For all that history, our banks are sometimes still chided for being from afar. “Everybody always talks about these ‘foreign banks,’” says Anya Schnoor, a Jamaican who runs Scotiabank Trinidad. “I always say to everybody: If you’ve been in a region 125 years, we’ve kind of gone beyond” that line of reasoning. 




Open Access, Canadian Style

3 03 2015

As readers of this blog know, I’ve been following the issue of Open Access academic publishing for quite some time. When the British government first mooted the possibility that all RCUK research would need to be published in Open Access format, I liked the idea. I then realised that the devil is in the details. Publishing an article in Open Access format means requires the author (or the author’s employer) to pay a fee that is typically around £1k to £2k. (When I published an article last year in a journal owned by Springer, a German firm, the fee was over €2,000). The requirement that an article has be published in Open Access to count for the next REF has been very controversial. I’ve covered this controversy in my blog posts on the Finch Report, Green Open Access, Gold Open Access, Open Access Week, etc.
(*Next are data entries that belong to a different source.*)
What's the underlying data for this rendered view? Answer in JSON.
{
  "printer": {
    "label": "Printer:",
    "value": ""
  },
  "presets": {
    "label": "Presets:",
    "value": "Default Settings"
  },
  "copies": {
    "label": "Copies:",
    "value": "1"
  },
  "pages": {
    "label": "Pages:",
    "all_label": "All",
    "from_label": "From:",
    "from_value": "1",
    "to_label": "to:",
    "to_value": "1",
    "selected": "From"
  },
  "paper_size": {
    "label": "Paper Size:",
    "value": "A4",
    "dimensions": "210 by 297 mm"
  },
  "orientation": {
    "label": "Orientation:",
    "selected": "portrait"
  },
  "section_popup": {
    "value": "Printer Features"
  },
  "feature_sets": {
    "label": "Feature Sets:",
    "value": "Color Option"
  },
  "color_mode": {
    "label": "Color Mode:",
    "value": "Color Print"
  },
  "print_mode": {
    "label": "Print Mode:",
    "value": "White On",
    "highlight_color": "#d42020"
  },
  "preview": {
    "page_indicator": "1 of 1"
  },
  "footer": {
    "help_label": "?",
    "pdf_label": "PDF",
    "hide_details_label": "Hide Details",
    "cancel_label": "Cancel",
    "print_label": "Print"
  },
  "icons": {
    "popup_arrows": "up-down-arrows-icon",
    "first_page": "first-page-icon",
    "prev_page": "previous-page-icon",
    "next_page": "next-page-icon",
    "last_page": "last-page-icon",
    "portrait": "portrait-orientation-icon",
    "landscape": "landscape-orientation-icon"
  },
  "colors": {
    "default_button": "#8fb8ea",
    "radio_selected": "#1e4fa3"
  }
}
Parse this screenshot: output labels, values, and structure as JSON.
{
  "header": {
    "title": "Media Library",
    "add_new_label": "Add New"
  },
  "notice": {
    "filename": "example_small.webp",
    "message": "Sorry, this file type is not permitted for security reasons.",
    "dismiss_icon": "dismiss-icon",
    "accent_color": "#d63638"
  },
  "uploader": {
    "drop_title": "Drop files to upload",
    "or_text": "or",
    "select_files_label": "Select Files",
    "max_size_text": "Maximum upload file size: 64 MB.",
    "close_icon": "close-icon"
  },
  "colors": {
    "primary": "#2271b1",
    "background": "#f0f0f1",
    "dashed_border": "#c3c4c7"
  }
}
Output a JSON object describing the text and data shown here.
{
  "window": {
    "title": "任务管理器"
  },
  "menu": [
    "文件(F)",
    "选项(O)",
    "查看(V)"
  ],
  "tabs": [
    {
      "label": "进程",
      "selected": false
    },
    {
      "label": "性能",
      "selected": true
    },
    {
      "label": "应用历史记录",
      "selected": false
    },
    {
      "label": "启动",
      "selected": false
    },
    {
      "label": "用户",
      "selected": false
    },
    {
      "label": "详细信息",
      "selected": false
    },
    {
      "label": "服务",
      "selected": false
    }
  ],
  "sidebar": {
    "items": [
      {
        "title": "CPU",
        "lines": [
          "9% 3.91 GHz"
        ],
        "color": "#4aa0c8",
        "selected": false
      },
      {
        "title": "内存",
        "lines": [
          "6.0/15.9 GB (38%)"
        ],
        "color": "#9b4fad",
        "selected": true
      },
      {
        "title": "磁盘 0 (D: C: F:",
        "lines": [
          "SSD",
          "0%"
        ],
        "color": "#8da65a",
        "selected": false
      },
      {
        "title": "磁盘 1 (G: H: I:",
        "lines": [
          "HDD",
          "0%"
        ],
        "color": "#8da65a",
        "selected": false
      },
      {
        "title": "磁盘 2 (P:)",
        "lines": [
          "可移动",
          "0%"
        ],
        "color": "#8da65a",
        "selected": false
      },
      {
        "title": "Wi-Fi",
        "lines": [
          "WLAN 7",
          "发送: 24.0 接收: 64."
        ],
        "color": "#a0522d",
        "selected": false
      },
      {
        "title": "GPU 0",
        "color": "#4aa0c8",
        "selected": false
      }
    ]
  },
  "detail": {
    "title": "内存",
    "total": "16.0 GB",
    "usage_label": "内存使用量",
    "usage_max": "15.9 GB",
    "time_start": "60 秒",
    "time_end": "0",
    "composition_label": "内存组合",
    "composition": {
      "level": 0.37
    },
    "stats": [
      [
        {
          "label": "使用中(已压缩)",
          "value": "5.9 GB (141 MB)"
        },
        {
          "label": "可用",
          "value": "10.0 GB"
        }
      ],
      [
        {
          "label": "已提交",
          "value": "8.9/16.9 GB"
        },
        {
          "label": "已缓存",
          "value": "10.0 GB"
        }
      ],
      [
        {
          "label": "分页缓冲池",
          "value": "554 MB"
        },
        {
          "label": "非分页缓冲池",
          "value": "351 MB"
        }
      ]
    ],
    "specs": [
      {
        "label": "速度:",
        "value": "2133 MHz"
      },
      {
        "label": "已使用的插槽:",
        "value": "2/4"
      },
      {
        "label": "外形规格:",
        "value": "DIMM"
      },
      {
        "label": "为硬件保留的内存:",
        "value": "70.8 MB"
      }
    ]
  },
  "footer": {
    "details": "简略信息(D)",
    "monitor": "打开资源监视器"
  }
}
The key issue is that someone needs to pay for the costs of running journals and if people can read articles for free, it will be the authors and their employers who pay. Luckily, the minister in the UK government who was pushing the Open Access agenda, David Two-Brain Willetts, realised this and decided to set aside from money to be given to some British universities to cover article processing fees for their staff publications.  He made this change in response to criticism by Adrian Bailey MP who rightly pointed out that the rush to Open Access was going to cost universities more than anticipated.

I see from Ian Milligan’s blog that the Tri-Council research agency in Canada, which is equivalent to the RCUK, has decreed that funded research outputs there now need to be published Open Access. This story is of interest to me because I am part of collaborative grant funded by SSHRC, the social science research council in Canada.  I hope that the Canadian government has fully costed the impact of this move and has set aside funds so that it is revenue neutral for both academics and universities.  Let’s hope that the Canadian parliament has MPs who are as intelligent and far-sighted as Adrian Bailey. Unfortunately, Canadian parliaments typically have a lower level of human capital than their British equivalents.